When it comes to renormalization in QFT I always considered the renormalization of mass and coupling constant as rather intuitive, whereas I found the field strength renormalization rather counter-intuitive. I do not consider the rescaling of the quantum field $\phi(x)$ as intuitive. I did not like the argument: just rescale the field so that it makes the LSZ-formula work. Neither I like the argument that renormalization, here in particular field strength renormalization works perfectly (predicted results agree with the measured ones) , so it is justified (There is of course the whole formalism of renormalization group which explains "better" the renormalization machinery than the 2 preceding arguments, I guess, but I have not yet thoroughly looked into that).
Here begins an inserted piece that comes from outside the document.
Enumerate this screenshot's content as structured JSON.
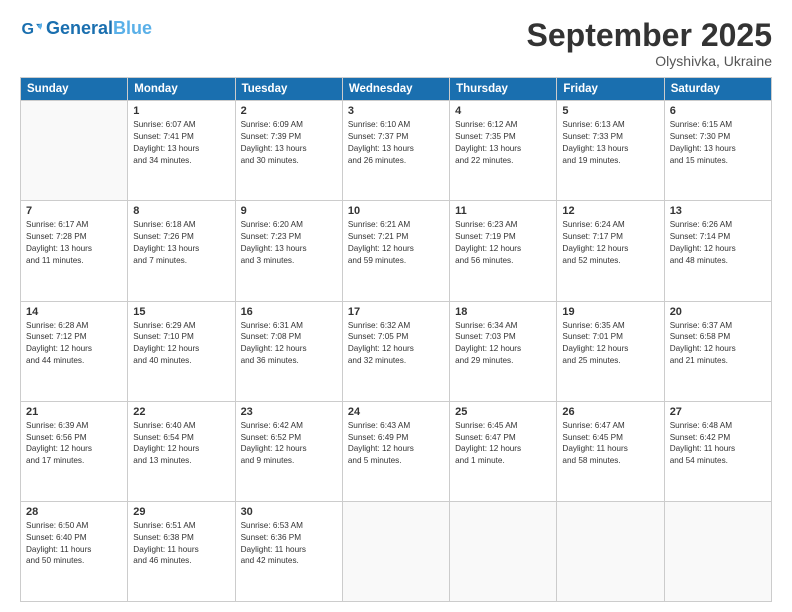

But recently I found the following argument in the book "Tutorium QFT" (Edelhaeuser, Knochel). If the bare field $\phi_0$ is replaced by $\sqrt{Z}\phi$ where $\phi$ is the renormalized field the lagrange density $L$ changes from

$$L = \frac{1}{2}\partial_\mu \phi_0 \partial^{\mu} \phi_0 - \frac{1}{2}m^2 \phi_0^2-\lambda \frac{\phi^4_0}{4!}$$

to

$$L = \frac{1}{2}Z \partial_\mu \phi \partial^{\mu} \phi - \frac{1}{2}Z m^2 \phi^2-\lambda Z^2 \frac{\phi^4}{4!}$$

then the field equations

$$(\Box +m^2)\phi_0 = -\frac{1}{3!}\lambda \phi^3_0$$

change to

$$(\Box +m^2)\phi = -\frac{1}{3!}\lambda Z \phi^3$$

so actually rescaling the field strength does change the field equations, here in particular the coupling constant. So actually rescaling the field strength must have a sensible effect.

However, is it justified to argue that as the coupling constant $\lambda$ anyway gets renormalized, a rescaled coupling constant $\lambda Z$ does not matter (This is my question) ? The same/similar argument could then also be applied on more realistic QFTs like QED etc., I guess.